For the last half year or so, I have been writing a newsletter for MashUpMD. I grab some interesting lingos from around the web, string them together with some of my thoughts and they send it out packaged with a handful of ads. And I get paid.
All and all it feels like blogging. Having someone give me a deadline and a small check apparently is what it took to bring me back to blogging.
I am going to try to bring these posts to PBFluids, but what you should really do is subscribe to me through MashUpMD.
Here is the most recent newsletter…
Hello and welcome to the NKF Spring Clinical Meetings. Follow @Neph_Times on X for updates. I will be live-tweeting the meeting on that account. Also, come to the Westin hotel bar tonight (Wednesday) to say “hi” and clink glasses with the “NephJC” posse.
Today’s email does a deep dive into an unfortunate case of osmotic demyelinating syndrome. We should try to learn all we can from these bad outcomes to protect future patients.
The next group of links concerns a new study in JAMA that aims to improve our basic cardiovascular (CV) risk models by adding contemporary CV blood tests. It does not go well and is a cautionary tale for all of those business plans built around high-margin executive physicals.
I close out with the latest results of the USMLE part 1. This is the second set of scores since the test went pass-fail in 2022, and the pass rate is down… again. But don’t jump to any conclusions before reading the thread in the link.
Thanks, and see you at the NKF Spring Clinical Meetings.
Joel Topf, MD
Reading List
Expert Witness Newsletter: Central Pontine Myelinolysis
Terrible case of a patient who was admitted with hyponatremia, sodium 118 mmol/L. Using 3% saline, the team brought the sodium up to 125 but it then drifted back down to 121. This prompted a nephrology consult who recommended salt tablets, fluid restriction and tolvaptan 15mg. The next day the sodium was up to 125 and the then nephrologist bumped the tolvaptan to 30 mg. The next day the sodium riose 133 and the patient was discharged on 30 mg of tolvaptan daily. The following day the patient was confused and had sodium is 152! The patient presented to the ER the next day with a sodium of 170! I don’t use tolvaptan often, but when I do, I don’t pair it with another therapy for hyponatremia (no fluid restriction, no salt tablets, no urea).
Equivalent Efficacy and Decreased Rate of Overcorrection in Patients With Syndrome of Inappropriate Secretion of Antidiuretic Hormone Given Very Low-Dose Tolvaptan
This article by Rastogi and Velez looked at both tolvaptan’s efficacy and the risk of sodium over correction at two different doses. They found that the standard 15 mg dose regularly over corrects the sodium, using 8 mEq/L per day as their target, in SIADH. This is important. This study was practice changing for me. When the patient has SIADH, and I want to use tolvaptan, I use 7.5 mg. If there was a lower dose I would use that, but since tolvaptan is a triangular, crumbly pill, it is had to get a reliable dose less than 7.5 mg.

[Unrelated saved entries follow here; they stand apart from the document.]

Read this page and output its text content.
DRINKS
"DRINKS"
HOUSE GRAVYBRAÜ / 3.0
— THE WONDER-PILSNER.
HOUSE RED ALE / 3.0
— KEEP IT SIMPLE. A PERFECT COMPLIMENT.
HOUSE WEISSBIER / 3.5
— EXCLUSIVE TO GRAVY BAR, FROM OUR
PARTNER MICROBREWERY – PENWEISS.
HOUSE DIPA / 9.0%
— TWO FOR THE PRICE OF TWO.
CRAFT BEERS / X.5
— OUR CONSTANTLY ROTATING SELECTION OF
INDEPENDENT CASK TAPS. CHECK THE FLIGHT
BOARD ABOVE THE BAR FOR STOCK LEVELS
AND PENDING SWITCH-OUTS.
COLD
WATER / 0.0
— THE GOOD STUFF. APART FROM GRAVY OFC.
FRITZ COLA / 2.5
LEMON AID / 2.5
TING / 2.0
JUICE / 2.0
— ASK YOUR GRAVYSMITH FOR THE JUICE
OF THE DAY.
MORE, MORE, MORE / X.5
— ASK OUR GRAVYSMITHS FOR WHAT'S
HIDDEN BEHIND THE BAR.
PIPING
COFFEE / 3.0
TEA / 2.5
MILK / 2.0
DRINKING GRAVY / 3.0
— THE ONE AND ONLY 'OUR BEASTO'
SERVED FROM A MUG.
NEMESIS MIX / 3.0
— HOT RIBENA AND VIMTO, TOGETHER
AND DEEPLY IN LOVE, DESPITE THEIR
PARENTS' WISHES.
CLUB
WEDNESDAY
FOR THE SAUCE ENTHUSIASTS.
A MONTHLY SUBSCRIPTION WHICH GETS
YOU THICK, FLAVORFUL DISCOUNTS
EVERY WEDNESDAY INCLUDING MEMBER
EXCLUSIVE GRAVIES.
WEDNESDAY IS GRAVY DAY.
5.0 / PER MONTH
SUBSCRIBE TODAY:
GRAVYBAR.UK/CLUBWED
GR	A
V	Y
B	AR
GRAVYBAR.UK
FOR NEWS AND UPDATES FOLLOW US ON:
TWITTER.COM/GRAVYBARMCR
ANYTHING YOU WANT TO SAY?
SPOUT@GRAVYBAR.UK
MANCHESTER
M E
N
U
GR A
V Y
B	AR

Rapidity of Correction of Hyponatremia Due to Syndrome of Inappropriate Secretion of Antidiuretic Hormone Following Tolvaptan
Tolvaptan’s effectiveness is highly dependent on the diagnosis. The risk of rapid correction with 15 mg was 84% less likely with heart failure as compared to SIADH. The authors found a low BUN (consistent with SIADH) and a low sodium to be the best predictors of rapid correction. The low sodium is consistently a risk factor for rapid correction. As sodium’s fall below 120 be more and more careful about overcorrection. I don’t use tolvaptan in those patients, and prefer 3% saline because I can turn it off if things go sideways.

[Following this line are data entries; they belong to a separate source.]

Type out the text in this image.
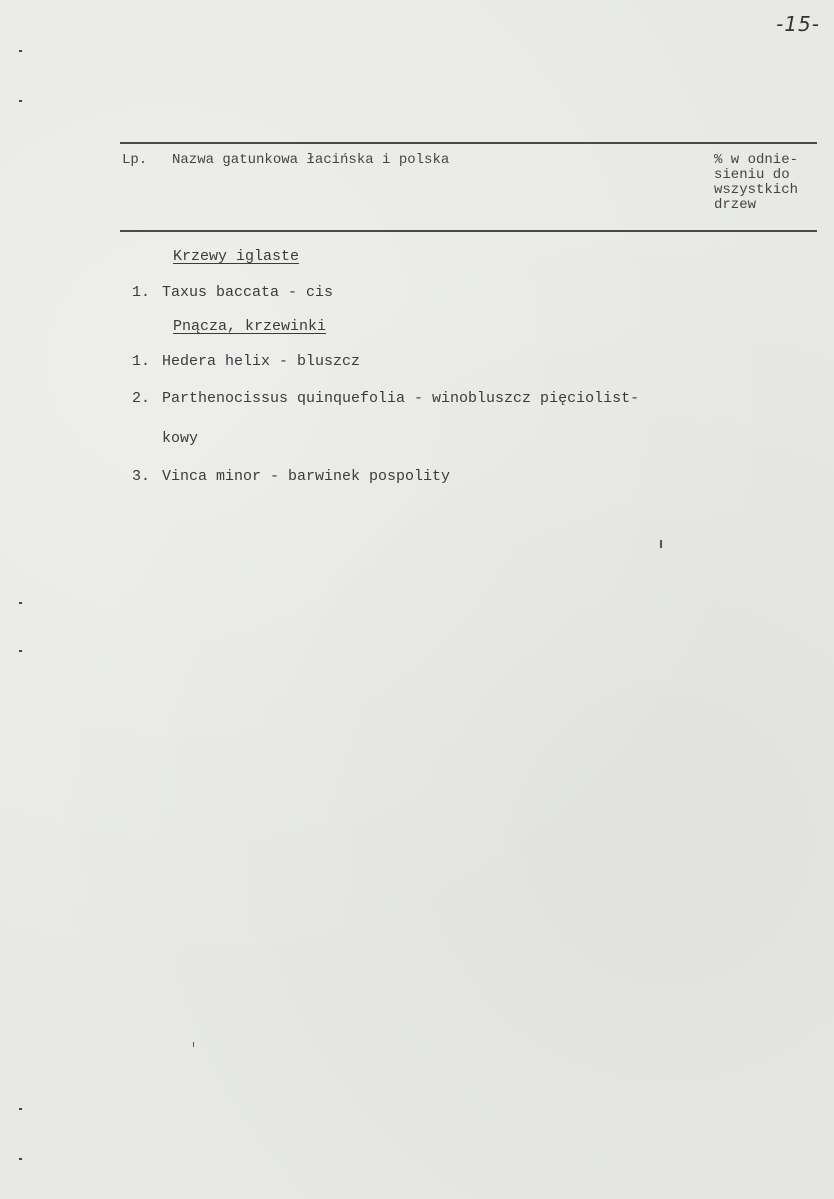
-15-
Lp. Nazwa gatunkowa łacińska i polska	% w odnie-
sieniu do
wszystkich
drzew
Krzewy iglaste
1. Taxus baccata - cis
Pnącza, krzewinki
1. Hedera helix - bluszcz
2. Parthenocissus quinquefolia - winobluszcz pięciolist-
kowy
3. Vinca minor - barwinek pospolity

Prognostic Value of Cardiovascular Biomarkers in the Population
These investigators looked at over 160,000 people from 28 cohorts in 12 countries to try to improve the traditional CV risk assessment. Surely adding high sensitivity troponin-I, nt-ProBNP, and hsCRP to the traditional risk factors (age, gender, race, systolic blood pressure, HDL and total cholesterol, smoking, and diabetes status) would provide greater accuracy, and they do! But the headline is how little they move the needle. The area under the curve (or C-statistic) moved from 0.812 with traditional risk factors to 0.8194 with the addition of all 4 blood tests!
ROC Curves and the C statistic
If you are a little soft on receiver operator characteristics and the C statistic, Medical College of Wisconsin has you covered.
Why Cardiac Biomarkers Don’t Help Predict Heart Disease
Perry Wilson breaks down why these’d tests yield so little information.
The USMLE Step 1 pass rate for first-time test-takers dropped again, now down to 92%.
Bryan Carmody does his usual amazing job at dissecting this data without the typical sky-is-falling mentality found on X. Do not miss the expanded Y graph and the reminder of what the test scores means for individual test takers and their reproducibility.